Wolfe deja picando la duda sobre si los yanquis no afanan en su ambición de creerse “self-made men”, que por lo tanto no deben nada a nadie y no tienen límites en sus aspiraciones económicas y de poder.

De hecho, una de las obras actuales que es de referencia para los críticos de las sociedades basadas en un sentido de mérito, es la “Tiranía del Mérito – ¿Qué pasó con el bien común?”, escrito por Michael J. Sandel, un profesor de la Universidad de Harvard. Analiza las particularidades de una sociedad, como la de Estados Unidos, en que la mística del merito es el corazón de un culto visto como el motor del éxito económico fenomenal del país, y a la vez de las grandes desigualdades económicas y sociales.

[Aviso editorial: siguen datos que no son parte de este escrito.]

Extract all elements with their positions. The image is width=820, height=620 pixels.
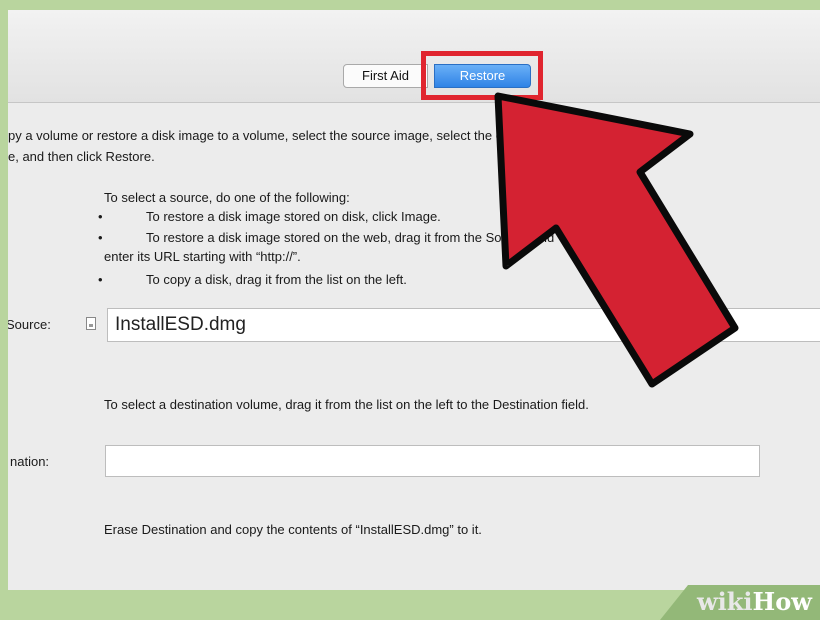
wikihow-watermark: wikiHow [697, 587, 812, 616]
pointer-arrow-icon [494, 92, 739, 388]
arrow-shape [494, 92, 739, 388]
watermark-how: How [752, 587, 812, 616]
watermark-wiki: wiki [697, 587, 753, 616]
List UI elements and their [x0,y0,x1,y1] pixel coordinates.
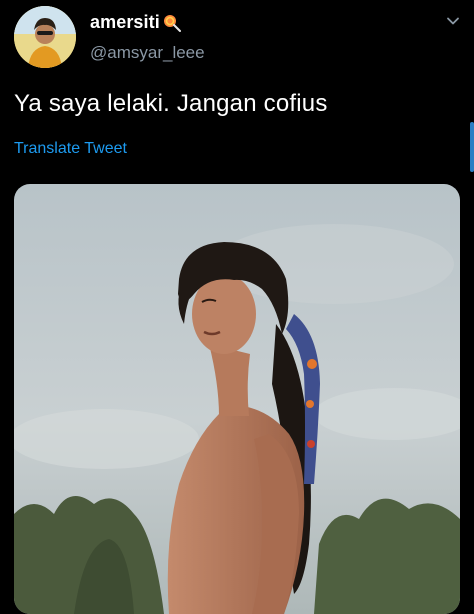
translate-tweet-link[interactable]: Translate Tweet [14,140,127,158]
lollipop-emoji-icon [163,14,181,32]
name-row: amersiti [90,12,181,33]
chevron-down-icon[interactable] [446,14,460,28]
tweet-photo[interactable] [14,184,460,614]
tweet-text: Ya saya lelaki. Jangan cofius [14,90,328,117]
display-name[interactable]: amersiti [90,12,160,33]
user-handle[interactable]: @amsyar_leee [90,43,205,63]
tweet: amersiti @amsyar_leee Ya saya lelaki. Ja… [0,0,474,614]
scrollbar[interactable] [470,122,474,172]
avatar[interactable] [14,6,76,68]
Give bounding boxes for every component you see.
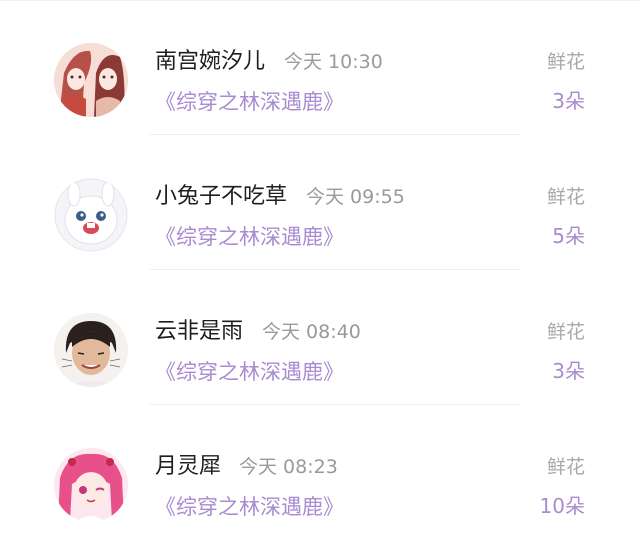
gift-type-label: 鲜花 — [546, 321, 585, 343]
book-title-link[interactable]: 《综穿之林深遇鹿》 — [155, 223, 344, 251]
user-name: 南宫婉汐儿 — [155, 49, 266, 74]
gift-count: 5朵 — [552, 224, 585, 248]
gift-record-list: 南宫婉汐儿 今天 10:30 《综穿之林深遇鹿》 鲜花 3朵 小兔子不吃草 今天… — [0, 0, 640, 545]
gift-time: 今天 10:30 — [284, 51, 383, 73]
woman-photo-avatar[interactable] — [54, 313, 128, 387]
gift-type-label: 鲜花 — [546, 51, 585, 73]
anime-couple-avatar[interactable] — [54, 43, 128, 117]
user-name: 月灵犀 — [155, 454, 222, 479]
gift-record-item[interactable]: 月灵犀 今天 08:23 《综穿之林深遇鹿》 鲜花 10朵 — [0, 405, 640, 540]
gift-record-item[interactable]: 小兔子不吃草 今天 09:55 《综穿之林深遇鹿》 鲜花 5朵 — [0, 135, 640, 270]
pink-anime-girl-avatar[interactable] — [54, 448, 128, 522]
book-title-link[interactable]: 《综穿之林深遇鹿》 — [155, 88, 344, 116]
book-title-link[interactable]: 《综穿之林深遇鹿》 — [155, 493, 344, 521]
gift-count: 10朵 — [539, 494, 585, 518]
gift-count: 3朵 — [552, 359, 585, 383]
gift-record-item[interactable]: 南宫婉汐儿 今天 10:30 《综穿之林深遇鹿》 鲜花 3朵 — [0, 0, 640, 135]
white-bunny-avatar[interactable] — [54, 178, 128, 252]
book-title-link[interactable]: 《综穿之林深遇鹿》 — [155, 358, 344, 386]
user-name: 小兔子不吃草 — [155, 184, 288, 209]
gift-type-label: 鲜花 — [546, 456, 585, 478]
gift-time: 今天 09:55 — [306, 186, 405, 208]
user-name: 云非是雨 — [155, 319, 244, 344]
gift-type-label: 鲜花 — [546, 186, 585, 208]
gift-record-item[interactable]: 云非是雨 今天 08:40 《综穿之林深遇鹿》 鲜花 3朵 — [0, 270, 640, 405]
gift-time: 今天 08:40 — [262, 321, 361, 343]
gift-count: 3朵 — [552, 89, 585, 113]
gift-time: 今天 08:23 — [239, 456, 338, 478]
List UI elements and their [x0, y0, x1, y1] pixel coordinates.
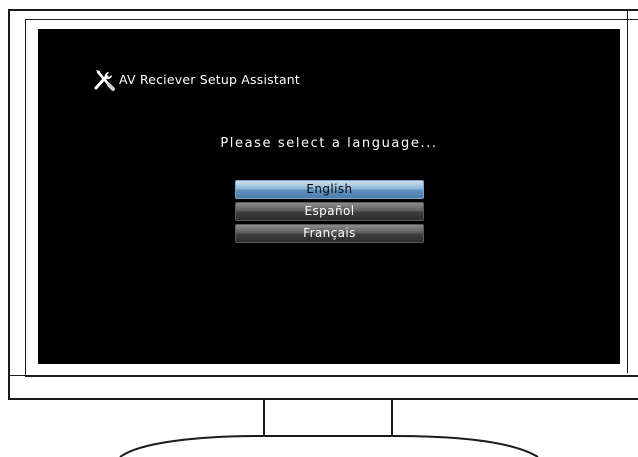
tv-stand-base — [119, 435, 539, 457]
tv-illustration: AV Reciever Setup Assistant Please selec… — [0, 0, 638, 457]
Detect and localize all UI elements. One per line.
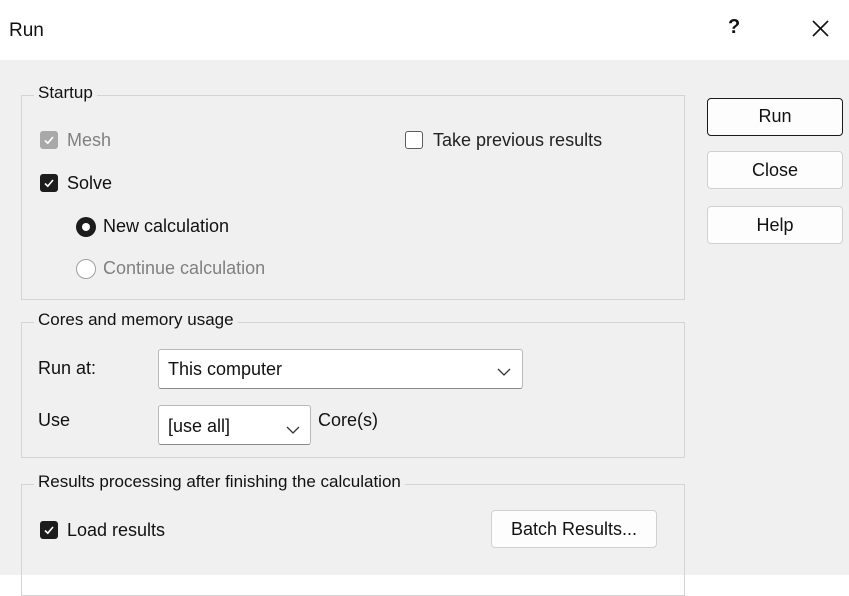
run-at-select[interactable]: This computer (158, 349, 523, 389)
continue-calculation-radio (76, 259, 96, 279)
dialog-body: Startup Mesh Take previous results Solve… (0, 60, 849, 596)
cores-memory-legend: Cores and memory usage (34, 310, 238, 330)
new-calculation-label[interactable]: New calculation (103, 216, 229, 237)
help-button[interactable]: Help (707, 206, 843, 244)
take-previous-results-checkbox[interactable] (405, 131, 423, 149)
help-question-button[interactable]: ? (728, 16, 740, 39)
solve-label[interactable]: Solve (67, 173, 112, 194)
new-calculation-radio[interactable] (76, 217, 96, 237)
take-previous-results-label[interactable]: Take previous results (433, 130, 602, 151)
use-cores-value: [use all] (168, 416, 231, 436)
use-label: Use (38, 410, 71, 430)
cores-memory-group: Cores and memory usage (21, 310, 685, 458)
chevron-down-icon (497, 364, 511, 382)
results-processing-legend: Results processing after finishing the c… (34, 472, 405, 492)
run-at-value: This computer (168, 359, 283, 379)
mesh-label: Mesh (67, 130, 112, 150)
mesh-checkbox (40, 131, 58, 149)
use-cores-select[interactable]: [use all] (158, 405, 311, 445)
window-title: Run (9, 20, 44, 41)
continue-calculation-label: Continue calculation (103, 258, 266, 278)
title-bar: Run ? (0, 0, 849, 60)
load-results-label[interactable]: Load results (67, 520, 165, 541)
load-results-checkbox[interactable] (40, 521, 58, 539)
close-icon[interactable] (806, 13, 836, 43)
solve-checkbox[interactable] (40, 174, 58, 192)
chevron-down-icon (286, 422, 300, 440)
run-button[interactable]: Run (707, 98, 843, 136)
run-at-label: Run at: (38, 358, 97, 378)
cores-suffix-label: Core(s) (318, 410, 379, 430)
startup-legend: Startup (34, 83, 97, 103)
batch-results-button[interactable]: Batch Results... (491, 510, 657, 548)
close-button[interactable]: Close (707, 151, 843, 189)
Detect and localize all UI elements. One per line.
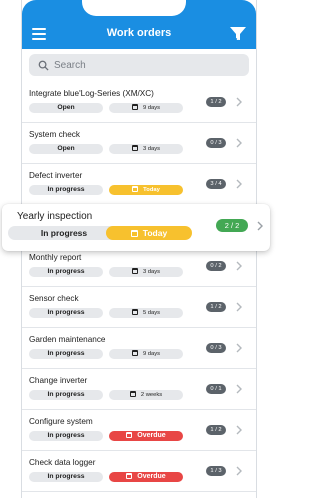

Para Sandel, el culto al mérito tiene un doble mensaje. Por un lado, dice que el exitoso, gana de buena ley los beneficios económicos y el reconocimiento por sus esfuerzos. Por el otro, que la persona que fracasa, merece los resultados de esa situación, incluyendo la pobreza y el estigma de ser un perdedor dentro de la sociedad.

“La convicción meritocrática de que la gente es merecedora de las riquezas con que los mercados reconocen sus talentos hace que la solidaridad sea un proyecto casi imposible”, escribió Sandel. Agregó que por lo tanto surge la pregunta sobre “porque los exitosos deberían algo a los menos aventajados miembros de la sociedad” si todo lo que acumularon fue resultado exclusivo de su obra, trabajo y sudor.

Indudablemente, Estados Unidos es uno de los ejemplos mundiales de las economías de mercado, de la tradición laissez-faire.

Pero, ¿Qué es Argentina? Ay, que pregunta.

Quizás una reflexión desde otra perspectiva puede ayudar. Soy estadounidense trasplantado aquí. Algunos amigos me dicen que me echaron de mi país, porque no puede haber otro motivo para mi permanencia aquí durante, uy, casi 40 años.

A través de los años he tenido una pesadilla recurrente, que se presentaba cuando me ponía en piel de argentino. En esa pesadilla, me veía cayendo de espalda por medio de un vórtice sin fondo. Para frenar mi caída, intentaba agarrar las paredes airosas del vórtice, pero nada. Estaba allí el infaltable amigo para darme ánimo, algo muy argentino. Pero él, solidario, estaba en la misma.

La solidaridad social como contrapartida a la distribución de la nada.

Cuando en mi país de origen me preguntan cómo es el argentino, les digo: es un sobreviviente.

Hace poco el presidente Alberto Fernández tomo partido en la discusión con la siguiente afirmación, que debería dejarnos a todos contentos ya que hay un poco para cada lado:

“El mérito sirve si las condiciones son las mismas para todas y todos, porque si algunos tenemos las mejores condiciones para desarrollarnos y otros no, el mérito no alcanza. No existe el mérito donde el más tonto de los ricos tiene más posibilidades que el más inteligente de los pobres”.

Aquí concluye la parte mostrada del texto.